What happened: Amenity Analytic raised an $18 million B round to develop technology that can interpret in corporate earnings calls. Rasa, which makes an open-source chatbot platform, raised $13 million in Series A funding.
Why it matters: The numbers aren’t large, but they represent optimism of an NLP payoff after a long fallow period. Revenue driven by NLP could grow from $136 million in 2016 to $5.4 billion in 2025, according to market researcher Tractica.
What is Amenity Analytics? Amenity focuses on machine interpretation of public statements for clients like Citi, Nasdaq, and TimeWarner. Barclays says the startup's analysis of earnings calls helped it beat a benchmark index by nearly 13 percent.
What is Rasa? Rasa gives away its chatbot tools while selling premium versions to large companies. It’s going up against the heaviest of heavy hitters: Alphabet, Amazon, IBM, and Microsoft. But lead funder Accel has a record of picking winners, including Dropbox, Facebook, and Spotify.
Bottom line: NLP is no longer computer vision’s less brainy sibling. It’s a hotbed of opportunity for up-and-coming AI pros.

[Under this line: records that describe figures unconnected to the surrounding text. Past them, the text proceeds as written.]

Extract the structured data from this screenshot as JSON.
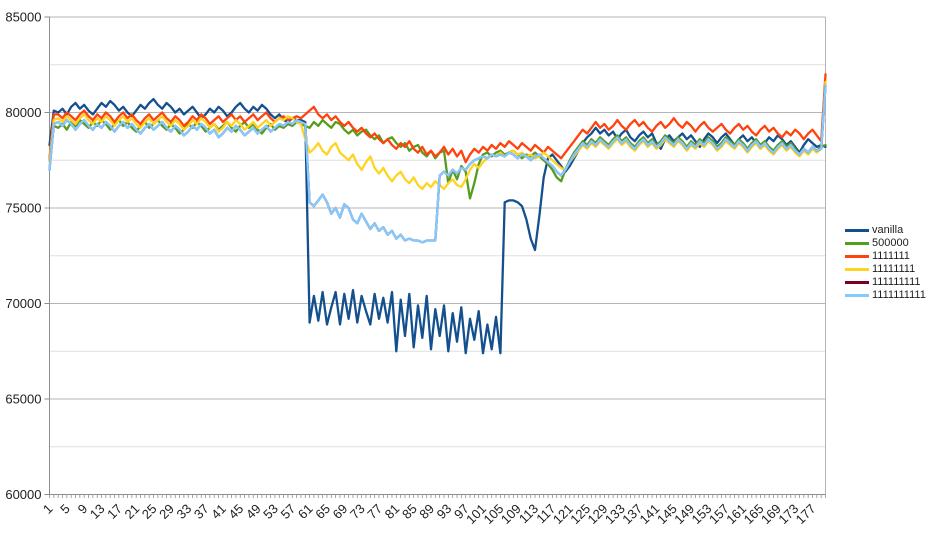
{
  "chart_data": {
    "type": "line",
    "title": "",
    "xlabel": "",
    "ylabel": "",
    "ylim": [
      60000,
      85000
    ],
    "y_major_step": 5000,
    "y_minor_step": 2500,
    "x_labels": {
      "first": 1,
      "step": 4,
      "last": 177
    },
    "n_points": 180,
    "grid": "on",
    "legend_position": "right",
    "style": {
      "grid_major": "#b5b5b5",
      "grid_minor": "#dfdfdf",
      "axis": "#8e8e8e",
      "text": "#1e1e1e",
      "background": "#ffffff"
    },
    "series": [
      {
        "name": "vanilla",
        "color": "#14508e",
        "values": [
          78300,
          80100,
          80000,
          80200,
          79900,
          80300,
          80500,
          80200,
          80400,
          80100,
          79900,
          80200,
          80500,
          80300,
          80600,
          80400,
          80100,
          80300,
          80000,
          79800,
          80100,
          80400,
          80200,
          80500,
          80700,
          80400,
          80200,
          80500,
          80300,
          80000,
          80200,
          79900,
          80100,
          80300,
          80000,
          79700,
          79900,
          80200,
          80000,
          80300,
          80100,
          79800,
          80000,
          80300,
          80500,
          80200,
          80000,
          80300,
          80100,
          80400,
          80200,
          79900,
          79700,
          79900,
          79600,
          79500,
          79700,
          79600,
          79600,
          79500,
          69000,
          70400,
          69100,
          70600,
          68900,
          69800,
          70600,
          68900,
          70500,
          69200,
          70700,
          69000,
          70400,
          69600,
          68900,
          70500,
          69200,
          70300,
          69000,
          70600,
          67500,
          70200,
          68300,
          70500,
          67700,
          69900,
          68200,
          70400,
          67600,
          69700,
          68300,
          69900,
          67500,
          69500,
          68000,
          69800,
          67400,
          69200,
          68100,
          69600,
          67400,
          68900,
          67600,
          69300,
          67400,
          75300,
          75400,
          75400,
          75300,
          75100,
          74400,
          73400,
          72800,
          74600,
          76600,
          77600,
          77800,
          77500,
          77200,
          76900,
          77200,
          77600,
          78000,
          78400,
          78700,
          78900,
          79200,
          78900,
          79100,
          78800,
          79000,
          78600,
          78900,
          79100,
          78700,
          78500,
          78800,
          79000,
          78700,
          78900,
          78400,
          78100,
          78600,
          78800,
          78500,
          78700,
          78900,
          78600,
          78800,
          78500,
          78200,
          78600,
          78900,
          78700,
          78400,
          78700,
          78900,
          78600,
          78300,
          78600,
          78800,
          78500,
          78700,
          78400,
          78100,
          78400,
          78700,
          78500,
          78800,
          78600,
          78300,
          78500,
          78200,
          77900,
          78300,
          78600,
          78400,
          78200,
          78300,
          78200
        ]
      },
      {
        "name": "500000",
        "color": "#579d1c",
        "values": [
          77500,
          79300,
          79200,
          79400,
          79100,
          79500,
          79300,
          79600,
          79400,
          79200,
          79500,
          79300,
          79600,
          79400,
          79100,
          79400,
          79600,
          79300,
          79500,
          79200,
          79000,
          79300,
          79500,
          79200,
          79400,
          79600,
          79300,
          79100,
          79400,
          79200,
          78900,
          79100,
          79400,
          79200,
          79500,
          79300,
          79000,
          79200,
          79400,
          79100,
          79300,
          79500,
          79200,
          79000,
          79300,
          79500,
          79200,
          79400,
          79100,
          78900,
          79200,
          79400,
          79100,
          79300,
          79200,
          79400,
          79300,
          79500,
          79400,
          79300,
          79200,
          79500,
          79300,
          79600,
          79400,
          79200,
          79500,
          79400,
          79100,
          78900,
          79100,
          78800,
          79000,
          79100,
          78800,
          78600,
          78800,
          78400,
          78600,
          78700,
          78400,
          78200,
          78400,
          78000,
          78200,
          78300,
          77900,
          77700,
          78000,
          77600,
          77900,
          78000,
          76300,
          77000,
          76500,
          77200,
          76900,
          75500,
          76300,
          77300,
          77800,
          77900,
          77700,
          77900,
          78000,
          77800,
          77900,
          78000,
          77800,
          77600,
          77800,
          77700,
          77900,
          77700,
          77500,
          77300,
          77000,
          76600,
          76400,
          77000,
          77500,
          77900,
          78200,
          78500,
          78300,
          78600,
          78400,
          78700,
          78500,
          78300,
          78600,
          78800,
          78500,
          78700,
          78400,
          78200,
          78500,
          78700,
          78400,
          78600,
          78300,
          78500,
          78800,
          78600,
          78400,
          78700,
          78500,
          78200,
          78500,
          78300,
          78600,
          78400,
          78700,
          78500,
          78200,
          78400,
          78700,
          78500,
          78300,
          78600,
          78400,
          78100,
          78400,
          78600,
          78300,
          78500,
          78200,
          78000,
          78300,
          78500,
          78200,
          78400,
          78100,
          77800,
          78100,
          77900,
          78200,
          78000,
          78200,
          78300
        ]
      },
      {
        "name": "1111111",
        "color": "#ff420e",
        "values": [
          77600,
          79900,
          79900,
          79700,
          80000,
          79800,
          79600,
          79900,
          80100,
          79800,
          79600,
          79900,
          79700,
          80000,
          79800,
          79500,
          79800,
          80000,
          79700,
          79900,
          79600,
          79400,
          79700,
          79900,
          79600,
          79800,
          80000,
          79700,
          79500,
          79800,
          79600,
          79300,
          79500,
          79800,
          79600,
          79900,
          79700,
          79400,
          79600,
          79800,
          79500,
          79700,
          79900,
          79600,
          79800,
          79500,
          79700,
          79900,
          79600,
          79800,
          80000,
          79700,
          79500,
          79700,
          79800,
          79600,
          79700,
          79800,
          79700,
          79900,
          80100,
          80300,
          79900,
          79700,
          79900,
          79600,
          79800,
          79500,
          79300,
          79500,
          79200,
          79000,
          79200,
          78900,
          78700,
          78900,
          78600,
          78400,
          78600,
          78300,
          78100,
          78400,
          78200,
          78500,
          78100,
          77900,
          78200,
          77800,
          78000,
          77700,
          77900,
          78200,
          77800,
          78100,
          77700,
          78000,
          77400,
          77800,
          78100,
          77900,
          78200,
          78000,
          78300,
          78100,
          78400,
          78200,
          78500,
          78300,
          78100,
          78400,
          78200,
          78000,
          78300,
          78100,
          77900,
          78200,
          78000,
          77800,
          77600,
          77900,
          78200,
          78500,
          78800,
          79100,
          78900,
          79200,
          79500,
          79200,
          79400,
          79100,
          79300,
          79600,
          79300,
          79100,
          79400,
          79600,
          79300,
          79500,
          79200,
          79000,
          79300,
          79500,
          79200,
          79400,
          79700,
          79400,
          79200,
          79500,
          79300,
          79000,
          79300,
          79500,
          79200,
          79000,
          79200,
          79400,
          79100,
          78900,
          79200,
          79400,
          79100,
          79300,
          79000,
          78800,
          79100,
          79300,
          79000,
          79200,
          78900,
          78700,
          79000,
          78800,
          79100,
          78900,
          78600,
          78900,
          79100,
          78800,
          78500,
          82000
        ]
      },
      {
        "name": "11111111",
        "color": "#ffd320",
        "values": [
          77400,
          79600,
          79700,
          79500,
          79800,
          79600,
          79400,
          79700,
          79900,
          79600,
          79400,
          79700,
          79500,
          79800,
          79600,
          79300,
          79600,
          79800,
          79500,
          79700,
          79400,
          79200,
          79500,
          79700,
          79400,
          79600,
          79800,
          79500,
          79300,
          79600,
          79400,
          79100,
          79300,
          79600,
          79400,
          79700,
          79500,
          79200,
          79400,
          79000,
          79200,
          79500,
          79300,
          79600,
          79400,
          79100,
          79300,
          79500,
          79200,
          79400,
          79600,
          79300,
          79500,
          79700,
          79600,
          79800,
          79700,
          79500,
          79400,
          78600,
          77900,
          78100,
          78400,
          78000,
          77800,
          78200,
          78400,
          77900,
          77700,
          77500,
          77800,
          77300,
          77000,
          77400,
          77700,
          77100,
          76800,
          77100,
          76700,
          76400,
          76700,
          76900,
          76500,
          76300,
          76600,
          76200,
          76000,
          76300,
          76100,
          76400,
          76200,
          76000,
          76300,
          76500,
          76200,
          76100,
          76500,
          77000,
          77300,
          77100,
          77400,
          77600,
          77800,
          77700,
          77900,
          77700,
          77900,
          78000,
          77800,
          77900,
          77700,
          77800,
          77600,
          77700,
          77900,
          77700,
          77500,
          77300,
          77100,
          77000,
          77400,
          77700,
          78000,
          78300,
          78100,
          78400,
          78200,
          78500,
          78300,
          78100,
          78400,
          78600,
          78300,
          78500,
          78200,
          78000,
          78300,
          78500,
          78200,
          78400,
          78100,
          78300,
          78600,
          78400,
          78200,
          78500,
          78300,
          78000,
          78300,
          78100,
          78400,
          78200,
          78500,
          78300,
          78000,
          78200,
          78500,
          78300,
          78100,
          78400,
          78200,
          77900,
          78200,
          78400,
          78100,
          78300,
          78000,
          77800,
          78100,
          78300,
          78000,
          78200,
          77900,
          77700,
          78000,
          77800,
          78100,
          77900,
          78100,
          81600
        ]
      },
      {
        "name": "111111111",
        "color": "#7e0021",
        "values": [
          77000,
          79400,
          79500,
          79300,
          79600,
          79400,
          79100,
          79400,
          79600,
          79300,
          79100,
          79400,
          79200,
          79500,
          79300,
          79000,
          79300,
          79500,
          79200,
          79400,
          79100,
          78900,
          79200,
          79400,
          79100,
          79300,
          79500,
          79200,
          79000,
          79300,
          79100,
          78800,
          79000,
          79300,
          79100,
          79400,
          79200,
          78900,
          79100,
          78700,
          78900,
          79200,
          79000,
          79300,
          79100,
          78800,
          79000,
          79200,
          78900,
          79100,
          79300,
          79000,
          79200,
          79400,
          79300,
          79500,
          79400,
          79600,
          79500,
          79400,
          75300,
          75100,
          75400,
          75700,
          75300,
          74700,
          75000,
          74500,
          75200,
          75000,
          74400,
          74200,
          74700,
          74300,
          73900,
          74200,
          73800,
          74000,
          73600,
          73800,
          73400,
          73600,
          73300,
          73400,
          73300,
          73300,
          73200,
          73300,
          73300,
          73300,
          76700,
          76900,
          76700,
          77000,
          76800,
          77100,
          77000,
          77300,
          77500,
          77600,
          77700,
          77600,
          77800,
          77700,
          77800,
          77700,
          77900,
          77800,
          77600,
          77800,
          77700,
          77500,
          77700,
          77800,
          77600,
          77400,
          77200,
          76900,
          76700,
          77000,
          77400,
          77800,
          78100,
          78400,
          78200,
          78500,
          78300,
          78600,
          78400,
          78200,
          78500,
          78700,
          78400,
          78600,
          78300,
          78100,
          78400,
          78600,
          78300,
          78500,
          78200,
          78400,
          78700,
          78500,
          78300,
          78600,
          78400,
          78100,
          78400,
          78200,
          78500,
          78300,
          78600,
          78400,
          78100,
          78300,
          78600,
          78400,
          78200,
          78500,
          78300,
          78000,
          78300,
          78500,
          78200,
          78400,
          78100,
          77900,
          78200,
          78400,
          78100,
          78300,
          78000,
          77800,
          78100,
          77900,
          78200,
          78000,
          78100,
          81400
        ]
      },
      {
        "name": "1111111111",
        "color": "#83caff",
        "values": [
          77000,
          79400,
          79500,
          79300,
          79600,
          79400,
          79100,
          79400,
          79600,
          79300,
          79100,
          79400,
          79200,
          79500,
          79300,
          79000,
          79300,
          79500,
          79200,
          79400,
          79100,
          78900,
          79200,
          79400,
          79100,
          79300,
          79500,
          79200,
          79000,
          79300,
          79100,
          78800,
          79000,
          79300,
          79100,
          79400,
          79200,
          78900,
          79100,
          78700,
          78900,
          79200,
          79000,
          79300,
          79100,
          78800,
          79000,
          79200,
          78900,
          79100,
          79300,
          79000,
          79200,
          79400,
          79300,
          79500,
          79400,
          79600,
          79500,
          79400,
          75300,
          75100,
          75400,
          75700,
          75300,
          74700,
          75000,
          74500,
          75200,
          75000,
          74400,
          74200,
          74700,
          74300,
          73900,
          74200,
          73800,
          74000,
          73600,
          73800,
          73400,
          73600,
          73300,
          73400,
          73300,
          73300,
          73200,
          73300,
          73300,
          73300,
          76700,
          76900,
          76700,
          77000,
          76800,
          77100,
          77000,
          77300,
          77500,
          77600,
          77700,
          77600,
          77800,
          77700,
          77800,
          77700,
          77900,
          77800,
          77600,
          77800,
          77700,
          77500,
          77700,
          77800,
          77600,
          77400,
          77200,
          76900,
          76700,
          77000,
          77400,
          77800,
          78100,
          78400,
          78200,
          78500,
          78300,
          78600,
          78400,
          78200,
          78500,
          78700,
          78400,
          78600,
          78300,
          78100,
          78400,
          78600,
          78300,
          78500,
          78200,
          78400,
          78700,
          78500,
          78300,
          78600,
          78400,
          78100,
          78400,
          78200,
          78500,
          78300,
          78600,
          78400,
          78100,
          78300,
          78600,
          78400,
          78200,
          78500,
          78300,
          78000,
          78300,
          78500,
          78200,
          78400,
          78100,
          77900,
          78200,
          78400,
          78100,
          78300,
          78000,
          77800,
          78100,
          77900,
          78200,
          78000,
          78100,
          81400
        ]
      }
    ]
  }
}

Europe Tightens the Screws
The European Commission pulled ahead of the geopolitical pack, issuing guidelines for ethical development of artificial intelligence.
What happened: Europe’s Ethics Guidelines for Trustworthy AI seek to promote the commission's vision of beneficent artificial intelligence. AI must be legal, ethical, robust, and respectful of human welfare and autonomy. It must protect social institutions and vulnerable populations such as children.
Why it matters: The first of their kind, the new guidelines set a bar for AI policy. Europe’s work is bound to serve as a starting point for other countries.
Behind the news: AI mishaps from viral disinformation to autonomous vehicle crashes, as well as fears of surveillance and autonomous weapons, have led to calls for limits on AI:
- The Organization for Economic Cooperation and Development plans to issue its own guidelines.
- The U.S. Congress is considering the Algorithmic Accountability Act, which calls for rules to evaluate AI systems.
The hitch: Europe’s guidelines are non-binding, and there’s no ready way to enforce them. And some of the principles, such as transparency, aren’t yet technically feasible.
What’s next: The European Union will test the framework with a number of companies and organization during the coming year. Then it expects to propose next steps.